It was a strange year for the NFL, not least because “Touchdown Tom” once again reminded the world not to count him out. While 2021 may yet face some pandemic-related disruptions, it should be a year defined by a return to normal. And for one player, “normal” implies snatching back the Lombardi Trophy.
Kansas City Chiefs quarterback Patrick Mahomes faces a long offseason. His Super Bowl loss changed the narrative around his predicted dynastic reign over the NFL. Now, he has to prove that the critics had it right before Tom Brady and the Tampa Bay Buccaneers reset everyone’s thinking.
The great success and disappointing coda of Patrick Mahomes’ 2020 season
The Chiefs absolutely dominated the AFC West in 2021, as The Football Database reports. They went 14-2, while the rest struggled to finish anywhere near .500. The only hint of how their playoff run would end was in their final game, giving up something of an upset to the Los Angeles Chargers. Big names like Mahomes sat the game out, but the offensive skeleton crew leftover was unable to make it work.
Injuries plagued the offensive line. That B-team vibe of that final regular season game served as a hint for how poorly the remaining crew would fare against the Bucs’ shut down defense. One could hardly blame Mahomes for his shocking underperformance. He was run down repeatedly, unable to get anything started. Mahomes,
He landed just 53.1% of his passes, giving up two interceptions. CBS Sports reports that his 52.3 passer rating, in the most crucial game of his career, was his worst ever.
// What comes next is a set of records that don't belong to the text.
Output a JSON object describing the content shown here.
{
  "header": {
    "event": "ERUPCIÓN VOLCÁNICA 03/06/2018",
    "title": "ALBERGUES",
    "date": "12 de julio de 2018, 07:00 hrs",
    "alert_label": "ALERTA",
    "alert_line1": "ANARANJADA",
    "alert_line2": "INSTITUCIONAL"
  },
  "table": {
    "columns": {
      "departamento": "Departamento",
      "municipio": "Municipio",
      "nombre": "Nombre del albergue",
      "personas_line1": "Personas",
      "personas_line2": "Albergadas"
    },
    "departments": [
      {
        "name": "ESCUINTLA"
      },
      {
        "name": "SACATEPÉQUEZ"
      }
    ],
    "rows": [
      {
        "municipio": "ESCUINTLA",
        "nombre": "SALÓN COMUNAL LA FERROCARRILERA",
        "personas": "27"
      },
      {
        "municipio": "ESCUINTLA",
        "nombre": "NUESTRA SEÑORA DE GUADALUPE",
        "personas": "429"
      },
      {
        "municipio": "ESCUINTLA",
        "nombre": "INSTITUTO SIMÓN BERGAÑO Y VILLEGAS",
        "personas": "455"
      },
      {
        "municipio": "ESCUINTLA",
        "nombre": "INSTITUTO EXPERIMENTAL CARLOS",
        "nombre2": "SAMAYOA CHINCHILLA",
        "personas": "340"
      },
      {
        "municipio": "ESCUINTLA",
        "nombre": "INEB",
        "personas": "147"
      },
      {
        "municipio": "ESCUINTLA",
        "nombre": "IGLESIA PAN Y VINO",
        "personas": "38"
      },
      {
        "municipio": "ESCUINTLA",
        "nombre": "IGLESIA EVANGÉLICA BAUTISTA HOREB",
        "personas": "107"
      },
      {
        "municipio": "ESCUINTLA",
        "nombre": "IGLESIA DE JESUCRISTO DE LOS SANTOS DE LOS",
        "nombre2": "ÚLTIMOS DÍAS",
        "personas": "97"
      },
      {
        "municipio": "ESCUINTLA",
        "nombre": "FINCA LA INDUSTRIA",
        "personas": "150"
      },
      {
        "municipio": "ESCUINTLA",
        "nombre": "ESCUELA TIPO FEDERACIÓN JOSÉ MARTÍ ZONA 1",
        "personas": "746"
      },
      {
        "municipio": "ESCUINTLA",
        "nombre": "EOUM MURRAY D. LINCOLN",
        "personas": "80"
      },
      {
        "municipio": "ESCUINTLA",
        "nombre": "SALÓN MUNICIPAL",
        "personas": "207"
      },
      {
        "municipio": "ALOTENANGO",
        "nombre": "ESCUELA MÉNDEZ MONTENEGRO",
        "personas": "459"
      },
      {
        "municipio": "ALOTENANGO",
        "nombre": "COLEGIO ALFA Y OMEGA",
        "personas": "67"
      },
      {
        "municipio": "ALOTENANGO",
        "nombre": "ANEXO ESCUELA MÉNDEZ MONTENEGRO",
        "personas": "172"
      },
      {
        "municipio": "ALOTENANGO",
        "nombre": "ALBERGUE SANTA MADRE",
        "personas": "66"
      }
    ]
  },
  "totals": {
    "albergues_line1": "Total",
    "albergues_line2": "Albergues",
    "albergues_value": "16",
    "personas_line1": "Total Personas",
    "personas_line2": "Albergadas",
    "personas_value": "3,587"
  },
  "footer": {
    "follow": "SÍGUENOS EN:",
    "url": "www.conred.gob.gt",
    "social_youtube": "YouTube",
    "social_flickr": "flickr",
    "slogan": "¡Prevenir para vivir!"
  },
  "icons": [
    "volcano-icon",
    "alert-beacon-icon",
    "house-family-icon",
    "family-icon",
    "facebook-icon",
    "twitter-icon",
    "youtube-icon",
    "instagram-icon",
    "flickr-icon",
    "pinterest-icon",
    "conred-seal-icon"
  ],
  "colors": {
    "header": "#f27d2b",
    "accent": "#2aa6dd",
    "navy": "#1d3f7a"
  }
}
The young QB will be the first to take responsibility, and he has a plan for exactly how to make sure a performance like that doesn’t happen again.
Mahomes’ workout is built to keep him on the gridiron for years to come
Thankfully, Mahomes has proved himself to be more than capable of staying healthy and prepared in the offseason. It helps that his fiancée Brittany Matthews happens to be a certified personal trainer. In terms of his strict diet — which he upholds through the offseason — she’s got him in check. CNBC reports that he eats four to five times a day. He eats a diverse array of foods, heavy on protein.
An allergy test showed that he has an adverse reaction to most nuts, which he now avoids to keep food-related inflammation in check. Inflammation in general is a regular concern for athletes looking to extend their careers. A combination of infrared-sauna sessions, massage guns, and NormaTec air-compression boots combine to keep swelling down after both games and general exercise.
A StyleCaster breakdown of Mahomes’ exercise routine shows two distinct sides. One is general fitness: medicine ball work, squats, and pull-ups. The other, his football drills, are far more complex. Trainer Bobby Stroupe, who has worked with Mahomes since he was a child, designs new drills constantly. Most are meant to encourage both flexibility and reaction times. The plan of all this is to keep the KC QB1 in the NFL as long as possible. For Mahomes, the only break will be when he finally retires.
Mahomes looks to Dwyane Wade and Kobe Bryant as examples
Mahomes has a built-in excuse for his poor showing in Super Bowl LV. Just as with his worrying knee injury back in 2019, his injured foot isn’t something he cares to put much focus on. It’s an approach to the game inspired directly by players that game before him, although both are from an entirely different sport.
The NFL’s headlining name instead looks to the NBA, according to an interview with Men’s Health. His goal is to have a long-running career, overcoming whatever injuries come his way. He sees Dwyane Wade and Kobe Bryant as the type of player he wants to live up to.
Both played into their late 30s. They overcame injuries, in particular Bryant’s Achilles tendon tear. They kept playing until the moment they no longer felt they could adjust their game to fit into the NBA. Late career Wade and Bryant didn’t play like their younger counterparts. They set their egos aside and changed their game to fit their bodies. Mahomes intends to do the same.